Los locales del pequeño «centro comercial» han ido cerrando uno por uno. Subsisten los que se aferran a las primeras necesidades: comida y licor. En ocasiones, al enjambre mugriento se le suman enjambres de trabajadores de la cervecera y de la embotelladora de refrescos que cruzan la calle para mojar las gargantas con lo que se pueda, un rito sagrado que no es nuevo: el alcohol mitiga las penas de la explotación, obnubila las mentes sedientas de esperanza.
Mi desesperanza la acaricio a pocas cuadras, en una casa que no por coincidencia subsiste al final de una calle ciega. Al igual que el enjambre, intento hurgar en la basura del internet y las redes sociales, en el vaivén de la cobertura inalámbrica de mi celular, porque el teléfono y el wifi se fueron con los cables que se roban para venderlos en Colombia. Me fumo un cigarrillo, ya sin ganas como en la canción, tratando de adivinar a que hora quitarán la luz hoy. Démosle control save a la vida para que no se pierda.
Llegan destellos de la vida en otros lares por el instagram que se carga lento. También tienen enjambres, trabajadores sedientos, injusticia. Pero como dijera una poetisa hace mucho, «todo lo que no se nos parece es bello». Y es allí donde el país completo se vuelve una saudade, una melancolía inexplicable, mezclada con sueños que llegaron a su fin o que nunca lo fueron.
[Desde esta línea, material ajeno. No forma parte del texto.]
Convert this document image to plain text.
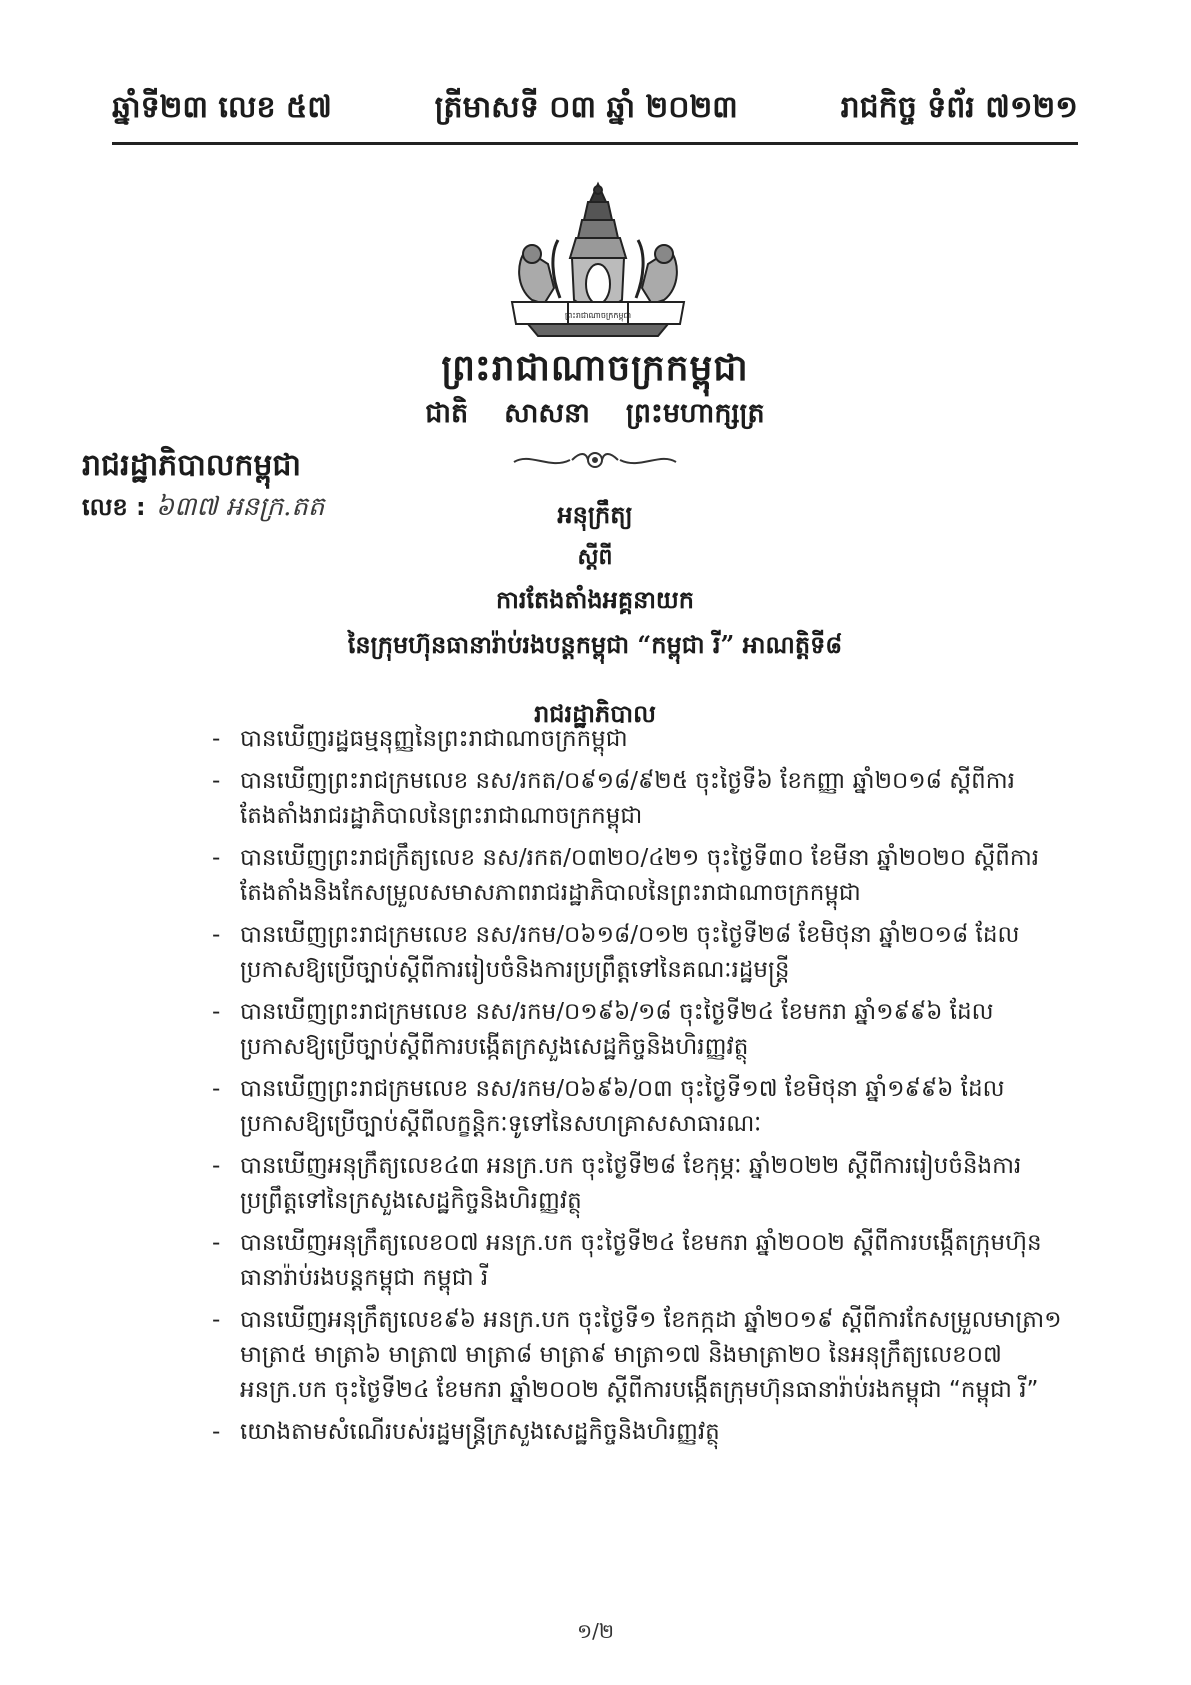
ឆ្នាំទី២៣ លេខ ៥៧	ត្រីមាសទី ០៣ ឆ្នាំ ២០២៣	រាជកិច្ច ទំព័រ ៧១២១
ព្រះរាជាណាចក្រកម្ពុជា
ព្រះរាជាណាចក្រកម្ពុជា
ជាតិ សាសនា ព្រះមហាក្សត្រ
រាជរដ្ឋាភិបាលកម្ពុជា
លេខ : ៦៣៧ អនក្រ.តត	អនុក្រឹត្យ
ស្តីពី
ការតែងតាំងអគ្គនាយក
នៃក្រុមហ៊ុនធានារ៉ាប់រងបន្តកម្ពុជា “កម្ពុជា រី” អាណត្តិទី៨
រាជរដ្ឋាភិបាល
- បានឃើញរដ្ឋធម្មនុញ្ញនៃព្រះរាជាណាចក្រកម្ពុជា
- បានឃើញព្រះរាជក្រមលេខ នស/រកត/០៩១៨/៩២៥ ចុះថ្ងៃទី៦ ខែកញ្ញា ឆ្នាំ២០១៨ ស្តីពីការតែងតាំងរាជរដ្ឋាភិបាលនៃព្រះរាជាណាចក្រកម្ពុជា
- បានឃើញព្រះរាជក្រឹត្យលេខ នស/រកត/០៣២០/៤២១ ចុះថ្ងៃទី៣០ ខែមីនា ឆ្នាំ២០២០ ស្តីពីការតែងតាំងនិងកែសម្រួលសមាសភាពរាជរដ្ឋាភិបាលនៃព្រះរាជាណាចក្រកម្ពុជា
- បានឃើញព្រះរាជក្រមលេខ នស/រកម/០៦១៨/០១២ ចុះថ្ងៃទី២៨ ខែមិថុនា ឆ្នាំ២០១៨ ដែលប្រកាសឱ្យប្រើច្បាប់ស្តីពីការរៀបចំនិងការប្រព្រឹត្តទៅនៃគណៈរដ្ឋមន្ត្រី
- បានឃើញព្រះរាជក្រមលេខ នស/រកម/០១៩៦/១៨ ចុះថ្ងៃទី២៤ ខែមករា ឆ្នាំ១៩៩៦ ដែលប្រកាសឱ្យប្រើច្បាប់ស្តីពីការបង្កើតក្រសួងសេដ្ឋកិច្ចនិងហិរញ្ញវត្ថុ
- បានឃើញព្រះរាជក្រមលេខ នស/រកម/០៦៩៦/០៣ ចុះថ្ងៃទី១៧ ខែមិថុនា ឆ្នាំ១៩៩៦ ដែលប្រកាសឱ្យប្រើច្បាប់ស្តីពីលក្ខន្តិកៈទូទៅនៃសហគ្រាសសាធារណៈ
- បានឃើញអនុក្រឹត្យលេខ៤៣ អនក្រ.បក ចុះថ្ងៃទី២៨ ខែកុម្ភៈ ឆ្នាំ២០២២ ស្តីពីការរៀបចំនិងការប្រព្រឹត្តទៅនៃក្រសួងសេដ្ឋកិច្ចនិងហិរញ្ញវត្ថុ
- បានឃើញអនុក្រឹត្យលេខ០៧ អនក្រ.បក ចុះថ្ងៃទី២៤ ខែមករា ឆ្នាំ២០០២ ស្តីពីការបង្កើតក្រុមហ៊ុនធានារ៉ាប់រងបន្តកម្ពុជា កម្ពុជា រី
- បានឃើញអនុក្រឹត្យលេខ៩៦ អនក្រ.បក ចុះថ្ងៃទី១ ខែកក្កដា ឆ្នាំ២០១៩ ស្តីពីការកែសម្រួលមាត្រា១ មាត្រា៥ មាត្រា៦ មាត្រា៧ មាត្រា៨ មាត្រា៩ មាត្រា១៧ និងមាត្រា២០ នៃអនុក្រឹត្យលេខ០៧ អនក្រ.បក ចុះថ្ងៃទី២៤ ខែមករា ឆ្នាំ២០០២ ស្តីពីការបង្កើតក្រុមហ៊ុនធានារ៉ាប់រងកម្ពុជា “កម្ពុជា រី”
- យោងតាមសំណើរបស់រដ្ឋមន្ត្រីក្រសួងសេដ្ឋកិច្ចនិងហិរញ្ញវត្ថុ
១/២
Extingo el cigarrillo y mis articulaciones me recuerdan que esta película a la que llamo vida ha transitado por el clímax indicado en el guión y comienza su desenlace. Que camina por la calle, las calles, y que, Blades dixit, como en una novela de Kafka, el borracho ya dobla por el callejón. Y sin saber por qué ni cómo, tal cual el sucio inflable que llegó al enjambre, me veo retratado en la mirada sin sentido de la chica del pelo recogido y sin color definido. Una mirada que me dice, me susurra al oído: bienvenido a la desesperanza.
Las calles de noche asustan a cualquier luz. La oscuridad reina, manda, somete, carcome. Sin aviso, cesa el fluido eléctrico, y se incrementa en mis oídos el viento que bate los árboles en la oscurana. Una, dos, cinco, diez, aparecen tímidas un enjambre de estrellas en la ciudad negra. La poesía cede al hecho científico: muchas son sólo la luz que tardó siglos en llegar a nosotros, y los cuerpos celestes que engendraron dichos rayos fríos y blancos ya no existen. Son tan falsos como los discursos, tan vanos como las dichas pasajeras.
La calle es una sola y son muchas. Intersecciones del alma colectiva. Las calles de mi país son una tristeza de todos. Mañana seguirá el enjambre allí. O a lo mejor no. Y los ríos de trabajadores imitando a Pedro Pedreiro, las mafias, y el hambre. La sorpresa es nuestro himno nacional, nuestro leit motiv, nuestro esprit de corps. Un país saudade.